Oil prices moved higher after the United States and Iran exchanged fire on Thursday in what was described as the most serious challenge yet to their month-long ceasefire.

Benchmark Brent crude futures rose 1.3% to $101.60 a barrel as investors monitored the risk of a broader escalation in the Middle East.

Despite the clashes, Iran later said the situation had returned to normal, while the United States stated it did not want the conflict to intensify further.

US President Donald Trump said the ceasefire remained in effect, helping support market hopes that the tensions could still be resolved diplomatically.

SoftBank weighs on Japanese shares

Japan’s Nikkei index slipped 0.4% on Friday morning, pressured by losses in SoftBank shares.

The decline came after Arm Holdings, in which SoftBank is the majority owner, warned about potential supply challenges for its new artificial intelligence chip.

Currency markets remained broadly stable.

The US dollar recovered from recent lows, while the Japanese yen stayed under pressure despite suspected intervention from Japanese authorities.

The yen traded at 156.9 per dollar after struggling to hold gains beyond the 155 level.

Market participants suspect Japan has intervened with nearly $70 billion since last Thursday to support its currency.

The euro traded at $1.1731, while the Australian dollar stood at $0.7210.

China’s yuan, which has been Asia’s best-performing currency since the conflict began, hovered near its strongest level since 2023 and approached the 6.8 per dollar mark.

Focus shifts to US jobs report and UK elections

Investors were also awaiting the US non-farm payrolls report due later on Friday.

According to a Reuters survey of economists, US payrolls are expected to have increased by 62,000 in April after rising 178,000 in March.

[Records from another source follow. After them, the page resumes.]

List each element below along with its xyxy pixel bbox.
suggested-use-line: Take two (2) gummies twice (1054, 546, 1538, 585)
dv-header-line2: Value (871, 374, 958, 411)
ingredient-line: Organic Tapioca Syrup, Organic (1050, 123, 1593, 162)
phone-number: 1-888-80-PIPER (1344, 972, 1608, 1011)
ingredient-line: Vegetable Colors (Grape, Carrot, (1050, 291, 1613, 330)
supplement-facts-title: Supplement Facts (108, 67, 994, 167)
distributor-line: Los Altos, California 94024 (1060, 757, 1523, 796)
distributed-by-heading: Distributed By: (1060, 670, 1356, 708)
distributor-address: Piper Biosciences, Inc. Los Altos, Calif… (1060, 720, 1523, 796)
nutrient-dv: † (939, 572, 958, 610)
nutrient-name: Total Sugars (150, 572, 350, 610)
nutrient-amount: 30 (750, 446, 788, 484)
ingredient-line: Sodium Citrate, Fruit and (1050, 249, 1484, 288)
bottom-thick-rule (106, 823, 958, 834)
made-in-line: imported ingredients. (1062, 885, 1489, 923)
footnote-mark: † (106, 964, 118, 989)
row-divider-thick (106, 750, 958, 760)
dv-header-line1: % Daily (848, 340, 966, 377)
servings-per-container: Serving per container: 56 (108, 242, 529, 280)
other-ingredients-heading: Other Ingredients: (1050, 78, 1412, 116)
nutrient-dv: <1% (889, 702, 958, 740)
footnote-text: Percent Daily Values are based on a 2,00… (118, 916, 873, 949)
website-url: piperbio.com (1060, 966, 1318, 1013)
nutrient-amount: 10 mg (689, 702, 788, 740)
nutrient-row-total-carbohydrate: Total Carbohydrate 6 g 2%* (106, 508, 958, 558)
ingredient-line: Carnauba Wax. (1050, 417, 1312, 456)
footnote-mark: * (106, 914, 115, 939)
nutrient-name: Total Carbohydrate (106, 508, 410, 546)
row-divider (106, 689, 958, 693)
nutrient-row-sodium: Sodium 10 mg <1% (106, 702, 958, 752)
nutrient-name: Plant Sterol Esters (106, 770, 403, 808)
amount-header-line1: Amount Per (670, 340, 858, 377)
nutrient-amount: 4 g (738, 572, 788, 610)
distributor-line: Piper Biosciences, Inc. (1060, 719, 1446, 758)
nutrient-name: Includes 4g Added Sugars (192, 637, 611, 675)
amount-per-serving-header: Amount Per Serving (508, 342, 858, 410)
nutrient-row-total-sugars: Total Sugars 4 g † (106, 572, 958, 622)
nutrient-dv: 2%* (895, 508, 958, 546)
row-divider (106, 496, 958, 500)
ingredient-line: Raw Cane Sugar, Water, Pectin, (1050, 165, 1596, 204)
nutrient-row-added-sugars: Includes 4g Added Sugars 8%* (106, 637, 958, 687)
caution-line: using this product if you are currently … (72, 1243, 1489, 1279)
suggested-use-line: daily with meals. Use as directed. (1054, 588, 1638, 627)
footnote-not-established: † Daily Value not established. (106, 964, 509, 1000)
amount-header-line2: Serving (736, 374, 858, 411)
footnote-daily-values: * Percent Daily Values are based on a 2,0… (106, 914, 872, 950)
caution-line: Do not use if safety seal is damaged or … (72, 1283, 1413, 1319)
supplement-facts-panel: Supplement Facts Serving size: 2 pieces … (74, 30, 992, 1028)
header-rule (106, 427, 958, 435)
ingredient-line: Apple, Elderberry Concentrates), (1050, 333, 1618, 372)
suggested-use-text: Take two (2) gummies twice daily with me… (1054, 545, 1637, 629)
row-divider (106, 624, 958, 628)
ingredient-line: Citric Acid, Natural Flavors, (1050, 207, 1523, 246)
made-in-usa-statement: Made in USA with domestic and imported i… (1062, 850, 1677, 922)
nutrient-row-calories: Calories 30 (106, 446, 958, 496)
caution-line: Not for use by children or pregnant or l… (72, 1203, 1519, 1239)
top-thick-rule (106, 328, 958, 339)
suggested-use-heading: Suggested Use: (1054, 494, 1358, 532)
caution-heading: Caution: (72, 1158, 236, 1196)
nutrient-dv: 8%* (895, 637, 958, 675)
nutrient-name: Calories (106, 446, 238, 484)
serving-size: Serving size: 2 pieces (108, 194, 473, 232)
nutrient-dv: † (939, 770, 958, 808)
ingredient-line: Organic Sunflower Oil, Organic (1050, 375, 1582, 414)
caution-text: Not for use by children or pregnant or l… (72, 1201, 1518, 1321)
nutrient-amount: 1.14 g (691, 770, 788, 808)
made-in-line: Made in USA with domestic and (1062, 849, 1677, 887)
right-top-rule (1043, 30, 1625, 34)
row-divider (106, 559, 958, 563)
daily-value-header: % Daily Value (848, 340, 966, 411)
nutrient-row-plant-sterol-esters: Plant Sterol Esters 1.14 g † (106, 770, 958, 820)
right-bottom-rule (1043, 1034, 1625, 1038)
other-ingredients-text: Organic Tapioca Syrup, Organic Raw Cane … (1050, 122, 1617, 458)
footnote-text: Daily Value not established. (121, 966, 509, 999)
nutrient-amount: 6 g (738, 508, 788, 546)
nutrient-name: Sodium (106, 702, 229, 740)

Markets were also watching local government elections in Britain, where weak results for the ruling Labour Party were widely anticipated.

Investors are concerned that poor election outcomes could increase political pressure on Prime Minister Keir Starmer and weigh on Britain’s gilt market.

Sterling remained steady around $1.36.

Treasury yields, which rose alongside oil prices on Thursday due to inflation worries, were little changed on Friday.

The benchmark US 10-year Treasury yield stood at 4.39%.

Australian 10-year bond yields climbed six basis points to 4.99%.

Bitcoin traded at $79,460, moving closer to recording a sixth straight weekly gain.